Nach zwei brutalen Überfällen in Sachsen-Anhalt fahndet die Polizei öffentlich nach drei mutmaßlichen Tätern. Die Männer sollen sich als Paketboten ausgegeben haben, um sich Zutritt zu Wohnungen zu verschaffen. Überwachungsvideos zeigen das Vorgehen der Täter. Für Hinweise, die zur Ergreifung der Verdächtigen führen, wurde eine Belohnung von bis zu 5.000 Euro ausgelobt.
Zwei Überfälle im Abstand von nur einer Woche
Die beiden Taten ereigneten sich im Oktober 2025 in Magdeburg sowie rund 40 Kilometer entfernt im Raum Staßfurt.

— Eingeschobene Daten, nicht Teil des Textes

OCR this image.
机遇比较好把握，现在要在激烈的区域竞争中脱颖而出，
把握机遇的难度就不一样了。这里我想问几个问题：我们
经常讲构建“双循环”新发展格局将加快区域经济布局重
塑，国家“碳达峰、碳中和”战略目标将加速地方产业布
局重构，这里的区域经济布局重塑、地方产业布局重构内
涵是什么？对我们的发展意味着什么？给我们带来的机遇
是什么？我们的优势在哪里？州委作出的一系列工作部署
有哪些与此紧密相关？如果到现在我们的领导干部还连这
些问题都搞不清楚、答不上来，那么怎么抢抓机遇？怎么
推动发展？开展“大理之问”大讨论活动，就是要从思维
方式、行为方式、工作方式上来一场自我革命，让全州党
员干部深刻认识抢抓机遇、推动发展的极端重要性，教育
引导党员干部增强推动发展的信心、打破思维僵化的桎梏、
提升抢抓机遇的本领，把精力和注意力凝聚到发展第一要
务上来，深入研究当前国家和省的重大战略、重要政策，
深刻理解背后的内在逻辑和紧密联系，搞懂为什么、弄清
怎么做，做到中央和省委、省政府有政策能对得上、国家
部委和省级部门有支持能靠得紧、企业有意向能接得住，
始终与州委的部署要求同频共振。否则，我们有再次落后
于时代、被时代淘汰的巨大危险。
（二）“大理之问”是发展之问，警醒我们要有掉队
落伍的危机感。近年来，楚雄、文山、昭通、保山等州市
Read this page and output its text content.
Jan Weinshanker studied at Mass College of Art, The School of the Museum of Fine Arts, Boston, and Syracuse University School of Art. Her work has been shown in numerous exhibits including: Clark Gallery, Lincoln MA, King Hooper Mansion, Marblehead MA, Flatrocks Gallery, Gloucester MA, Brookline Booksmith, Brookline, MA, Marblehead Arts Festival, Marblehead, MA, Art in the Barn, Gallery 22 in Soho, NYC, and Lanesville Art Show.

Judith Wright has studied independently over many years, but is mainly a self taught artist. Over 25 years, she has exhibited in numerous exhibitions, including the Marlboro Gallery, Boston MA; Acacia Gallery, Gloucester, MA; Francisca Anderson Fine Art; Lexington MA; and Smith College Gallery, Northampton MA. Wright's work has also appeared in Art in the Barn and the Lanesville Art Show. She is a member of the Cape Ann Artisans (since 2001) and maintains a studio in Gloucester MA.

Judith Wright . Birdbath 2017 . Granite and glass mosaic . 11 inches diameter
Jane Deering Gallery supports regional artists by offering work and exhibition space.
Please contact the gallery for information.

Nach bisherigen Erkenntnissen gingen die Täter in beiden Fällen nach dem gleichen Muster vor. Ein Mann, der als Paketbote verkleidet war, klingelte zunächst an der Wohnungstür der späteren Opfer. Nachdem diese geöffnet hatten, verschaffte er sich unter einem Vorwand Zutritt zur Wohnung.
Kurz darauf erschien ein zweiter Täter, der zuvor offenbar im Hintergrund gewartet hatte, und gelangte ebenfalls in die Wohnung.
Ehepaar bedroht und gefesselt
Der schwerwiegendste Überfall ereignete sich am 25. Oktober 2025 in Magdeburg. Dort bedrohten die Täter ein Ehepaar mit Waffen, fesselten die Opfer und durchsuchten anschließend die Wohnung.
Nach Angaben der Ermittler konnten die Räuber Wertgegenstände im mittleren fünfstelligen Bereich erbeuten, bevor sie flüchteten.
Zweite Tat im Raum Staßfurt
Bereits etwa eine Woche zuvor hatte sich ein ähnlicher Überfall im Raum Staßfurt ereignet. Auch dort gelangten Täter über die Paketboten-Masche in die Wohnung einer Frau.
In diesem Fall konnten die Täter jedoch kaum Beute machen. Nach Angaben der Polizei wurde lediglich ein Smartphone entwendet. Ermittler gehen davon aus, dass das Gerät nicht wegen seines materiellen Wertes gestohlen wurde, sondern um zu verhindern, dass die Geschädigte sofort Hilfe rufen oder die Polizei verständigen konnte.
Überwachungsvideos liefern wichtige Hinweise
In beiden Fällen wurden die Täter von Überwachungskameras an den Hauseingängen aufgezeichnet. Die Aufnahmen zeigen den vermeintlichen Paketboten deutlich.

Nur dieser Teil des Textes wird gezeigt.